Effective teamwork is a vital part of midwifery (NMC, 2008), and multidisciplinary drills- and-skills training specifically focused on resuscitating at the perineum could be a resource for improving confidence in professionals. This would help overcome the challenges midwives face in maintaining cord integrity during resuscitation in the hospital environment. The purchase of portable resuscitation trolleys may facilitate this. They will allow all the benefits of placental transfusion for the baby, while allowing medical staff to resuscitate in the way they have been trained, and helping to avoid hypothermia with a heated mattress. These changes are cost-effective. Serious complications, both long- and short-term, may be avoided in the baby, saving time and money in terms of neonatal intensive care, and care into the future. The idea that stem cells could reverse the effects of cerebral palsy following a hypoxic-ischaemic event could mean that millions of pounds are saved in compensation to affected families. Most importantly, the children affected could grow up with a better quality of life.
As is often the case when trying to answer clinical questions, further research is required. There need to be randomised controlled trials which look at both long- and short-term outcomes of delayed cord clamping including mortality, cerebral palsy and behavioural problems (Niermeyer and Velaphi, 2013). Further research must be conducted into cord-milking and the effectiveness of this in order to provide clear guidelines. The psychological effects for the mother and birth supporters should be studied, perhaps in a qualitative design using interviews to gain understanding of how the woman was affected.
Conclusion
The implications for practice are significant, and there is a realistic expectation that the physical barriers could be overcome, but will require reorganisation of equipment, and new training for staff (Niermeyer and Velaphi, 2013).

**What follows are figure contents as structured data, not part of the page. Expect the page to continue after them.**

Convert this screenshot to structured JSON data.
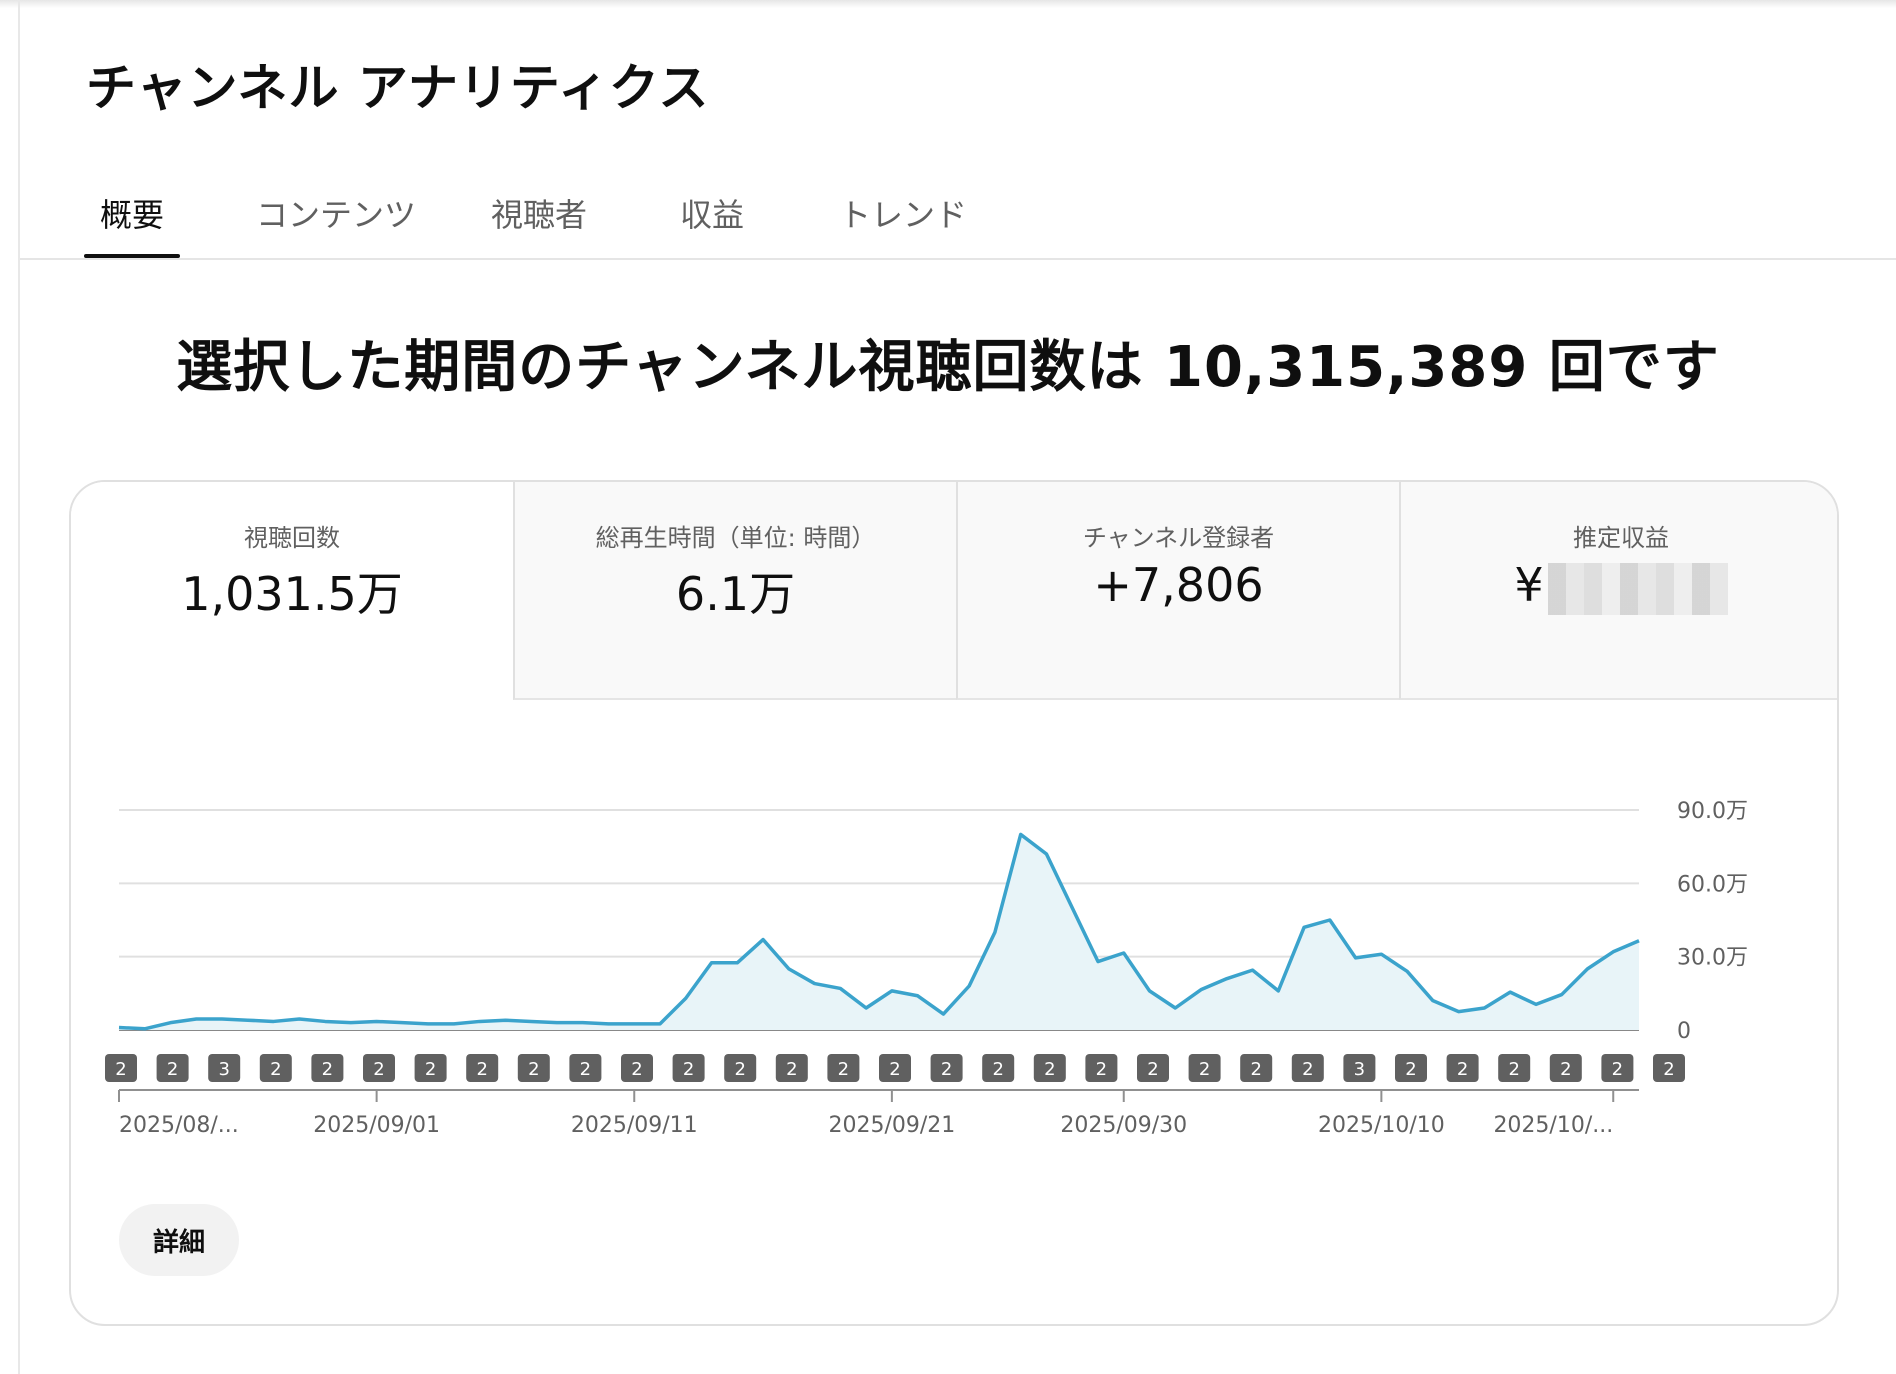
{
  "header": {
    "title": "チャンネル アナリティクス"
  },
  "tabs": [
    {
      "label": "概要",
      "active": true
    },
    {
      "label": "コンテンツ",
      "active": false
    },
    {
      "label": "視聴者",
      "active": false
    },
    {
      "label": "収益",
      "active": false
    },
    {
      "label": "トレンド",
      "active": false
    }
  ],
  "headline": "選択した期間のチャンネル視聴回数は 10,315,389 回です",
  "metrics": [
    {
      "label": "視聴回数",
      "value": "1,031.5万",
      "active": true
    },
    {
      "label": "総再生時間（単位: 時間）",
      "value": "6.1万",
      "active": false
    },
    {
      "label": "チャンネル登録者",
      "value": "+7,806",
      "active": false
    },
    {
      "label": "推定収益",
      "value": "¥",
      "active": false
    }
  ],
  "details_button": "詳細",
  "colors": {
    "line": "#3ba3cc",
    "fill": "#e8f4f8",
    "marker": "#606060"
  },
  "chart_data": {
    "type": "area",
    "y_ticks": [
      "90.0万",
      "60.0万",
      "30.0万",
      "0"
    ],
    "ylim": [
      0,
      900000
    ],
    "x_tick_labels": [
      "2025/08/...",
      "2025/09/01",
      "2025/09/11",
      "2025/09/21",
      "2025/09/30",
      "2025/10/10",
      "2025/10/..."
    ],
    "x_tick_indices": [
      0,
      10,
      20,
      30,
      39,
      49,
      58
    ],
    "grid": true,
    "series": [
      {
        "values": [
          10000,
          5000,
          30000,
          45000,
          45000,
          40000,
          35000,
          45000,
          35000,
          30000,
          35000,
          30000,
          25000,
          25000,
          35000,
          40000,
          35000,
          30000,
          30000,
          25000,
          25000,
          25000,
          130000,
          275000,
          275000,
          370000,
          250000,
          190000,
          170000,
          90000,
          160000,
          140000,
          65000,
          180000,
          400000,
          800000,
          720000,
          500000,
          280000,
          315000,
          160000,
          90000,
          165000,
          210000,
          245000,
          160000,
          420000,
          450000,
          295000,
          310000,
          240000,
          120000,
          75000,
          90000,
          155000,
          105000,
          145000,
          250000,
          320000,
          365000
        ]
      }
    ],
    "markers": [
      "2",
      "2",
      "3",
      "2",
      "2",
      "2",
      "2",
      "2",
      "2",
      "2",
      "2",
      "2",
      "2",
      "2",
      "2",
      "2",
      "2",
      "2",
      "2",
      "2",
      "2",
      "2",
      "2",
      "2",
      "3",
      "2",
      "2",
      "2",
      "2",
      "2",
      "2"
    ]
  }
}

The important question is not ‘is delayed cord clamping beneficial?’, but ‘is early cord clamping harmful?’ The evidence suggests that it does cause harm, triggering hypovolaemia, anaemia (Hutchon, 2008) and reflex bradycardia in the baby (Niermeyer and Velaphi, 2013). As practitioners, we may be forced, by our duty of care, to move out of our comfort zone at the Resuscitaire, so as not to cause further compromise to the non-breathing baby. Let us not choose technology over physiology. With the further development of resuscitation equipment it may be that we do not have to choose in the future. In the meantime, as midwives we must act in the best interests of our clients using the evidence available.